While some effort has been made to control development within FCT, the same cannot be said of FCDA. There are several developments that have become major problems such as Mpape. Mpape is not alone; developments in Kubwa, Bwari, Gwagwalada and other such settlement are not better planned or regulated. These developments defeat one of the stated aims of relocating capital of the country Nigeria from Lagos, which was to have more orderly development. The same laissez-faire approach to planning and development control is in force leading to a response to crises rather than prevention of crises.
The success of failure of Abuja Master Plan depended on understanding and implementing the residential components. It is relatively easy to control where institutional structures go. It is more difficult to control residential areas because of the number of individual players and support services needed to support viable communities. The original plan was simple and intuitive. In planning terms it was modelled somewhat on the Radburn model of neighbourhood development. Below the city level, there were sectors; sectors were made up of many districts each with a district centre. Each sector was to be conceived as a mini city of between 100,000 and 250,000 inhabitants. By that conception, the sector was to have employment capable of supporting the population served.
The implication was that non residential facilities were to be placed to obtain quick and in many cases walkable distances for residents. Sector facilities were to be at the “confluence” of several districts. Each residential district was to house between 40,000 and 60,000. A transportation corridor made up a parallel rail transit system that focuses on the central core. In addition there are a series of parkways radiating from the core or cutting across the two arms of the plan. The parkways enclose the sectors as shown in figure below. In a sense each sector can conceivable function autonomously.
The form Abuja is in today is the result of the cumulative effects of decisions and actions by several administrations over the years. While planners may be blamed, the blame would be valid only if they did not point out the distortions when they were being proposed; for example, when the seat of presidential power was moved from the Mall to Aso Rock, or when the Women’s Centre was located in the area of the Mall or when only half of the streets in the Central Area were being built; what was the reaction or input of the planners in FCDA. If they did not say anything then they are also responsible for the distortions.

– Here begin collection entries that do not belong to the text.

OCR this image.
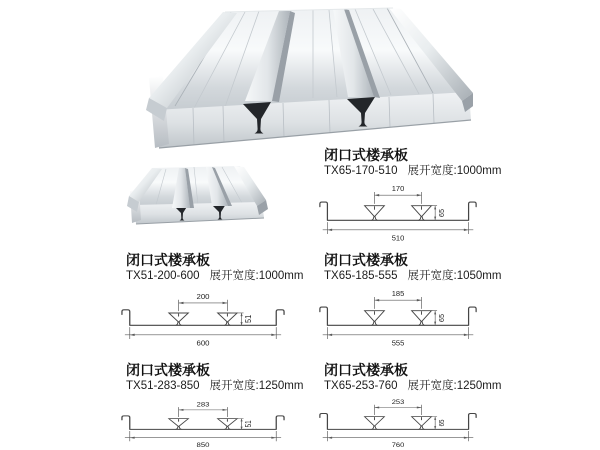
闭口式楼承板

TX65-170-510 展开宽度:1000mm

170
65
510
闭口式楼承板

TX51-200-600 展开宽度:1000mm

200
51
600
闭口式楼承板

TX65-185-555 展开宽度:1050mm

185
65
555
闭口式楼承板

TX51-283-850 展开宽度:1250mm

283
51
850
闭口式楼承板

TX65-253-760 展开宽度:1250mm

253
65
760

First, I do not think trying to force our way back to the original plan in a wholesale manner is neither possible nor sensible. With our limited resources, it seems wasteful to spend such energy on reclaiming the plan. However there are some practical issues that would necessitate reclaiming some of the lost areas. One such area would be the green areas which not only beautify, but also serve as water channels thereby preventing urban flooding in the event of extreme weather. Constructing concrete drains is an expensive solution to what could be accomplished purely through legislation and regulating of the use of low lying area. Of course some urban use must be found for these areas so that they do not become wild land to be used by miscreants and antisocial elements.
Secondly there is a need to cast a new vision for the city. This begs the question as to who the visioner should be. Planners cannot be the visioners because they do not have the political and administrative authority to ensure implementation. Ideally it needs to be the political class, not as a partisan group but as a collective, such that while personnel, parties, and even governments may change, the vision is sustained through the changes. It is only then that there can be hope of reaching a goal. Cities take generations to develop.